From Watts Up With That?
Essay by Eric Worrall
Climate scientists embracing their inner eco-fascist?
‘Carrots’ can’t save the climate – we need a big ‘stick’
Publicly released: Mon 22 Dec 2025 at 2100 AEDT | Mon 22 Dec 2025 at 2300 NZDT
Subsidies for green technologies (‘carrots’) may help in the short-term, but punishment policies like charging for carbon emissions (‘sticks’) are likely needed as well to greatly reduce CO2 emissions by 2050, according to a US study. Researchers used a computer model of the US that included factors like socioeconomics, energy systems and consumer demands to look at the effects of ‘carrot-first’ policies, in which the ‘stick’ was introduced in 2035 or in 2045. They found that the size of the ‘stick’ (i.e. the price of carbon) would have to be just as big, or even bigger, than if only a ‘stick’ policy was used, without any ‘carrots’ to sweeten the deal. The researchers said that although ‘carrot’ policies are more appealing to governments to appease big industries and voters, leaders need to start hitting out with ‘sticks’ to make sure CO2 emissions dramatically decrease by 2050.
Read more: https://www.scimex.org/newsfeed/carrots-cant-save-the-climate-we-need-a-big-stick
The abstract of the study;
- Article
- Published: 22 December 2025
Modelling the impacts of policy sequencing on energy decarbonization
- Huilin Luo,
- Wei Peng,
- Allen Fawcett,
- Jessica F. Green,
- Gokul Iyer,
- Jonas Meckling,
- Jonas Nahm &
- David G. Victor
Nature Climate Change (2025)Cite this article
Abstract
Many political jurisdictions have embraced climate policy strategies that emphasize large subsidies to deploy green technologies (‘carrots’) with the anticipation that more punitive policies (‘sticks’) may follow. However, little is known about how such policy sequencing affects future policies, emission reductions and costs. Using a multisector model for the USA, we examine carrot-first policies which mimic the increasingly popular interest in industrial policy and offer a way to model these real-world policy choices in energy-system models. We find that a carrot-first policy strategy still requires later use of similar-sized sticks when compared with a policy strategy that begins with sticks and achieves the same levels of long-term decarbonization. Policy carrots alone do not dramatically reduce future emissions. Only with policy sticks are there unambiguous signals to substantially shrink the size of incumbent fossil fuel industries.

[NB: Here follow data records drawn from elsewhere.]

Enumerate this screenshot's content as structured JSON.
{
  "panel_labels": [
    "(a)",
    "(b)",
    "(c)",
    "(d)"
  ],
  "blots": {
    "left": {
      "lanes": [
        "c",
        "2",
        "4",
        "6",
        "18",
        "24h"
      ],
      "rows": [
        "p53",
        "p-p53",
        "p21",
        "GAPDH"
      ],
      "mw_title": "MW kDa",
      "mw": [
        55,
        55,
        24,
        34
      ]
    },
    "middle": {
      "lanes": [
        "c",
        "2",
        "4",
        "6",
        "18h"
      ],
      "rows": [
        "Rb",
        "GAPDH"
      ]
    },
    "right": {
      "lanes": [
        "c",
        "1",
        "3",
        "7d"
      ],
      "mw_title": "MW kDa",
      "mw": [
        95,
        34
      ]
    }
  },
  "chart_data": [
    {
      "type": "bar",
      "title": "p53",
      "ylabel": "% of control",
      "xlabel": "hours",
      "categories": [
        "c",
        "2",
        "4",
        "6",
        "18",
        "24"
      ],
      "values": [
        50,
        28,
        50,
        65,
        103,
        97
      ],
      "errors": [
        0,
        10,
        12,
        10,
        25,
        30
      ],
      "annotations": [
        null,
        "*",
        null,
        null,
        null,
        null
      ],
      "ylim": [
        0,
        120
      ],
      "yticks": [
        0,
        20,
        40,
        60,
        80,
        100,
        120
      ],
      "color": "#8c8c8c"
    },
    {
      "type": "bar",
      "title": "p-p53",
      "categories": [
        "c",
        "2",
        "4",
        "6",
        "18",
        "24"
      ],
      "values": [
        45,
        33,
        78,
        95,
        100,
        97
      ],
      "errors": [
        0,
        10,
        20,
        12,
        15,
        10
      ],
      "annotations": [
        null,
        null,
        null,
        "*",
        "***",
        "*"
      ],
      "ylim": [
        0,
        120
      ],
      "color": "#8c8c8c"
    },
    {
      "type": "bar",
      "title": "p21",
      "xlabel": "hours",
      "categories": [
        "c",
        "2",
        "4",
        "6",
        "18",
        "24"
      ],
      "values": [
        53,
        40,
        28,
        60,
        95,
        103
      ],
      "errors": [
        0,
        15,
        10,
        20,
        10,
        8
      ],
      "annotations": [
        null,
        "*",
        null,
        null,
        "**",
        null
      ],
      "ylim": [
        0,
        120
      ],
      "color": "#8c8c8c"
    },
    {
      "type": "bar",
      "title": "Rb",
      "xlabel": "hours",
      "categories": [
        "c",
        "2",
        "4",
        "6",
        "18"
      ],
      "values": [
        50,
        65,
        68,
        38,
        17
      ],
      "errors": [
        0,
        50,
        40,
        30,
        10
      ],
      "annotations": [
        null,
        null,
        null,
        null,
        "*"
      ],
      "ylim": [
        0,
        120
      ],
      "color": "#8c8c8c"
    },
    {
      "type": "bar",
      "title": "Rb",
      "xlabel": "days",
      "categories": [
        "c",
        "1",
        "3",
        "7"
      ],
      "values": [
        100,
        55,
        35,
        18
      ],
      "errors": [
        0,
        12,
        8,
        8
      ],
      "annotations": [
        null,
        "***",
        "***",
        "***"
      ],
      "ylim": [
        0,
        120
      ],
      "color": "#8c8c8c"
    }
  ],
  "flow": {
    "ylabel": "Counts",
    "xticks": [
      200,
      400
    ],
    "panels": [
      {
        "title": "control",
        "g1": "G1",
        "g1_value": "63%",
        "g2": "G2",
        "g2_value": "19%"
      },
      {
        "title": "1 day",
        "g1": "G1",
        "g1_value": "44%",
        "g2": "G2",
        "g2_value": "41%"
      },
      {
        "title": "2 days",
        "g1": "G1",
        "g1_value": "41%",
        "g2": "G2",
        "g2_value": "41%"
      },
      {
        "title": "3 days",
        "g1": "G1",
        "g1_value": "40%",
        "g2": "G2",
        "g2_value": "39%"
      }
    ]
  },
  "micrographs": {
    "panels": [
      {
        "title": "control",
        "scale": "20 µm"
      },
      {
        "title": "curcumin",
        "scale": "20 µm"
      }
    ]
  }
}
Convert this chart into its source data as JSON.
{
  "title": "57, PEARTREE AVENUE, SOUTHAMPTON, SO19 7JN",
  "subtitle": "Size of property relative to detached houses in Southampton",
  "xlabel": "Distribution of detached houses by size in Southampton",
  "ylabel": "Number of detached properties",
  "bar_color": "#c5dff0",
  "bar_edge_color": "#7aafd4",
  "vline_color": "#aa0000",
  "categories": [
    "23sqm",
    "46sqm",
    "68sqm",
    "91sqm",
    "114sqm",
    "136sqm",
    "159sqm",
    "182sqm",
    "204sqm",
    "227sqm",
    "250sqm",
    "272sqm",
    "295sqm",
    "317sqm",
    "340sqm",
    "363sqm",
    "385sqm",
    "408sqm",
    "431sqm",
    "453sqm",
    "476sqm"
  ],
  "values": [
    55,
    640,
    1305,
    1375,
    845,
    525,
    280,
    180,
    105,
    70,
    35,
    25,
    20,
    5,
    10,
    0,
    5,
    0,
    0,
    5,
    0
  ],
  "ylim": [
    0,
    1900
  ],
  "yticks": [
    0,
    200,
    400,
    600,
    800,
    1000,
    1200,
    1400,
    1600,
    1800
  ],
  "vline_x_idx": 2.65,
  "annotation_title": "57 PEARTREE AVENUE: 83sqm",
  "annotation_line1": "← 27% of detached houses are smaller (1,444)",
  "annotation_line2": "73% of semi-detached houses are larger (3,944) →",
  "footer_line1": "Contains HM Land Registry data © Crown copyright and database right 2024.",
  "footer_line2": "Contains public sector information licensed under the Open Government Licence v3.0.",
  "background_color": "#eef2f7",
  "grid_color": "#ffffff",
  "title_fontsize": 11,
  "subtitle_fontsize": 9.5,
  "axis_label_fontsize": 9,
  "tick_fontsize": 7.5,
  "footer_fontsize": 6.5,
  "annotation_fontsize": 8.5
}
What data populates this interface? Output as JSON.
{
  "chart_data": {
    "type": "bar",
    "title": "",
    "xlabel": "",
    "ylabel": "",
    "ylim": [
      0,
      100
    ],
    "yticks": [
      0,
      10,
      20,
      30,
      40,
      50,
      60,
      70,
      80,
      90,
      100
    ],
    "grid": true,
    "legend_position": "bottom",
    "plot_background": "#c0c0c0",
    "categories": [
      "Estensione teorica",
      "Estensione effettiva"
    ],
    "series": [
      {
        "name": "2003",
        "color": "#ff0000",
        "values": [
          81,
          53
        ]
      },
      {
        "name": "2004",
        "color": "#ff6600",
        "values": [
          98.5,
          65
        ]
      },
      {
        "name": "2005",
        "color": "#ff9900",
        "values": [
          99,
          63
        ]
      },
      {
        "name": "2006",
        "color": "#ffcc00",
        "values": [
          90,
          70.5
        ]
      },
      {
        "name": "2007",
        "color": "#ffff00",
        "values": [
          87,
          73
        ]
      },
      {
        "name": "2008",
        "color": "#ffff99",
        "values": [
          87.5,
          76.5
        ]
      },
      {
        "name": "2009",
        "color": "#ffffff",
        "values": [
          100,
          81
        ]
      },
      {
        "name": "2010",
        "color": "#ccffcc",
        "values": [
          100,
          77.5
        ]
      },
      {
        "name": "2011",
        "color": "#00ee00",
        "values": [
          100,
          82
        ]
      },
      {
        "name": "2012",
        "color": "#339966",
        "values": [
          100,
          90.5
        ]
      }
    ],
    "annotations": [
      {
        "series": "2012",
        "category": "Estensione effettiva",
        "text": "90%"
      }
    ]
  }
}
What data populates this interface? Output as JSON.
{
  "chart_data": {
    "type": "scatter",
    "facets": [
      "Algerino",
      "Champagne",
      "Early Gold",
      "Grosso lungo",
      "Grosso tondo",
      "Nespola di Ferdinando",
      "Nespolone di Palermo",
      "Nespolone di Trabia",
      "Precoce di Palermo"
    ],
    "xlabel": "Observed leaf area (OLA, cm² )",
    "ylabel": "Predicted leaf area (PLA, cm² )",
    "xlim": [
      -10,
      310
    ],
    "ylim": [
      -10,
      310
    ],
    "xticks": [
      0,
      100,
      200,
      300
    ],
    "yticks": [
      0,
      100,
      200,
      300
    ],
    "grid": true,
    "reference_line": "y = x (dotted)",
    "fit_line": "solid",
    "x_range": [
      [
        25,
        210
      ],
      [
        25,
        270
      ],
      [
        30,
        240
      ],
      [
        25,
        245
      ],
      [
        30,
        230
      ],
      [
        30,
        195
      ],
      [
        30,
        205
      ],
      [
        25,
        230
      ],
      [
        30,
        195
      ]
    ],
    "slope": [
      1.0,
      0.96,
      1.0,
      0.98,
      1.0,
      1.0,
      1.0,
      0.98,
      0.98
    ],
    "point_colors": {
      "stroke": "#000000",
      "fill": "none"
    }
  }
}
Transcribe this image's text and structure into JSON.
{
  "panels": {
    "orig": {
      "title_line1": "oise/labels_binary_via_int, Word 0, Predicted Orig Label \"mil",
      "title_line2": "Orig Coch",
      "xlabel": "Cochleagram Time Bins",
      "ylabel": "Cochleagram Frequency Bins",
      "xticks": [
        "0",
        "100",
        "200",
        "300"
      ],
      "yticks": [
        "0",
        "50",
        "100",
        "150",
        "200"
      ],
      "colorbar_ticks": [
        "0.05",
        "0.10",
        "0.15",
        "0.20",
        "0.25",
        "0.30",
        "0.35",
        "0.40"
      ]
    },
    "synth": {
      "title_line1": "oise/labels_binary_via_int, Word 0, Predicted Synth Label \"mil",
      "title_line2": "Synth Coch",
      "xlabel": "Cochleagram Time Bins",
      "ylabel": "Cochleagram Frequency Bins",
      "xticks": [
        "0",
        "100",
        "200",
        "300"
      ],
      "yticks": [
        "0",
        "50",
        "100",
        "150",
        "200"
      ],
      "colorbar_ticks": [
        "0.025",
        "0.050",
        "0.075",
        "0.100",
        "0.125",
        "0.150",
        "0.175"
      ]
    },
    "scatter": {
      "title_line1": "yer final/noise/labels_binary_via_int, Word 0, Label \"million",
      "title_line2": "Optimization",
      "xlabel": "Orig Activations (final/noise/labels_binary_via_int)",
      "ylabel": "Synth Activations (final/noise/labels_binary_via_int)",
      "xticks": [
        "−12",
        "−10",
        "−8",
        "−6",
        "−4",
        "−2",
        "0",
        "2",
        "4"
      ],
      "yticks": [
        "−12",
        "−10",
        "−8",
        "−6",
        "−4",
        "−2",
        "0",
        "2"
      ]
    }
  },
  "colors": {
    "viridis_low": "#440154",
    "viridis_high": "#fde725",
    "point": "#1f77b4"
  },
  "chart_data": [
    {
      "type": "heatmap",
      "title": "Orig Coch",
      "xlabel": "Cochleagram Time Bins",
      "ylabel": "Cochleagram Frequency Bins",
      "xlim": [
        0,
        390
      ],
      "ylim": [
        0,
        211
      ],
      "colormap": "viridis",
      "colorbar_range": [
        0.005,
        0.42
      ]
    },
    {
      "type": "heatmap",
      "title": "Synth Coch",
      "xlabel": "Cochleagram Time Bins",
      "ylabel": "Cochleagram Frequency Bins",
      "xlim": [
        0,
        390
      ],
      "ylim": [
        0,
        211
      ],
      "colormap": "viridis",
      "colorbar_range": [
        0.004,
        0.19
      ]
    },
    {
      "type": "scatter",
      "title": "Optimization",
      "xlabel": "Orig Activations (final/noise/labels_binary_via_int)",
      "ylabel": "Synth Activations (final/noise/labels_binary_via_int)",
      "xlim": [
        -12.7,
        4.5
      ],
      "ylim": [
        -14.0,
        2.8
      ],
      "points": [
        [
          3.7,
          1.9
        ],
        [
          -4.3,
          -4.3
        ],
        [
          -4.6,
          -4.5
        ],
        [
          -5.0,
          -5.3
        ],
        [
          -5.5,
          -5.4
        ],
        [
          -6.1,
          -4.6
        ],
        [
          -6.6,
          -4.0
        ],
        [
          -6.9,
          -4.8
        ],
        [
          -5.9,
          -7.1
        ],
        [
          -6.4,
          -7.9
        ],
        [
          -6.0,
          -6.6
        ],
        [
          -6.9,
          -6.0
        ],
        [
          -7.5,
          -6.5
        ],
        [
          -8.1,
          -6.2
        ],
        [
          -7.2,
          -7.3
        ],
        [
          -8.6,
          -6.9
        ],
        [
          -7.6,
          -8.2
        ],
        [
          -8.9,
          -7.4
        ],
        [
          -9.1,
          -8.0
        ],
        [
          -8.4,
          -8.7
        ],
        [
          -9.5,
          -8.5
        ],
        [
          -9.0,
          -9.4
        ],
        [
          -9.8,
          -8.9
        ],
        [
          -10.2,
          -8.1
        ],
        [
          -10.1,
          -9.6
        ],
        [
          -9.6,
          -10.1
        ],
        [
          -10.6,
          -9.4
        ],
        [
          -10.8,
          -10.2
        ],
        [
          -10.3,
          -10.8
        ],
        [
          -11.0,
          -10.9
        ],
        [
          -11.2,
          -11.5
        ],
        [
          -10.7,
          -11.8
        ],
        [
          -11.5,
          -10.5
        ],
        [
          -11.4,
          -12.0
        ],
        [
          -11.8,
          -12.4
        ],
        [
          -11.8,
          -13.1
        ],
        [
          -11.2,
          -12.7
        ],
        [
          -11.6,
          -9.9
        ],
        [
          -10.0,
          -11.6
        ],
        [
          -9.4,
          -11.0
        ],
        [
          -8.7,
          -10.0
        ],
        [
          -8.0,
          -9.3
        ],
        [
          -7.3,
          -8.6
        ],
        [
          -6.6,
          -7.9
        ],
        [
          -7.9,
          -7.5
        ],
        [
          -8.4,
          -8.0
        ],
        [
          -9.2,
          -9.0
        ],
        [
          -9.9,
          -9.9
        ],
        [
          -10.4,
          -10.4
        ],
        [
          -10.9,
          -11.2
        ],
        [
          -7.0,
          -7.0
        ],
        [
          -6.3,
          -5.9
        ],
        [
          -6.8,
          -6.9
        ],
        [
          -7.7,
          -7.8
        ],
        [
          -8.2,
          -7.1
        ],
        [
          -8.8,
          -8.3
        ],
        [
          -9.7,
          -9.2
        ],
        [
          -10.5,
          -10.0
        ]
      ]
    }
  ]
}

Read more (paywalled): https://www.nature.com/articles/s41558-025-02497-6
Sticks are only required in the context of energy policy if the energy policy doesn’t make sense.
When the world transitioned from whale oil to kerosene between 1860 to 1870, it was pretty much all over by 1870. No government subsidies or coercion were required, because the energy transition made sense. Whale oil was expensive and smelly, and kerosene was cheap and had a less offensive odour.
In addition, sticks can lead to bad outcomes. Whether it be sky high energy prices in green states like California or New York’s unheated school bus horror WUWT recently reported, driving energy use change with coercion forces people into bad situations they wouldn’t choose of their own free will.
The silver lining to this nastiness is this is the demand for coercion is tantamount to an admission the renewable transition has failed, that green technology is not ready to replace fossil fuel. Ordinary people are rejecting the renewable energy transition on a scale which makes Net Zero goals impossible without the use of coercion and force. Otherwise, desperate greens wouldn’t be advocating depriving people of liberty to make their own choices.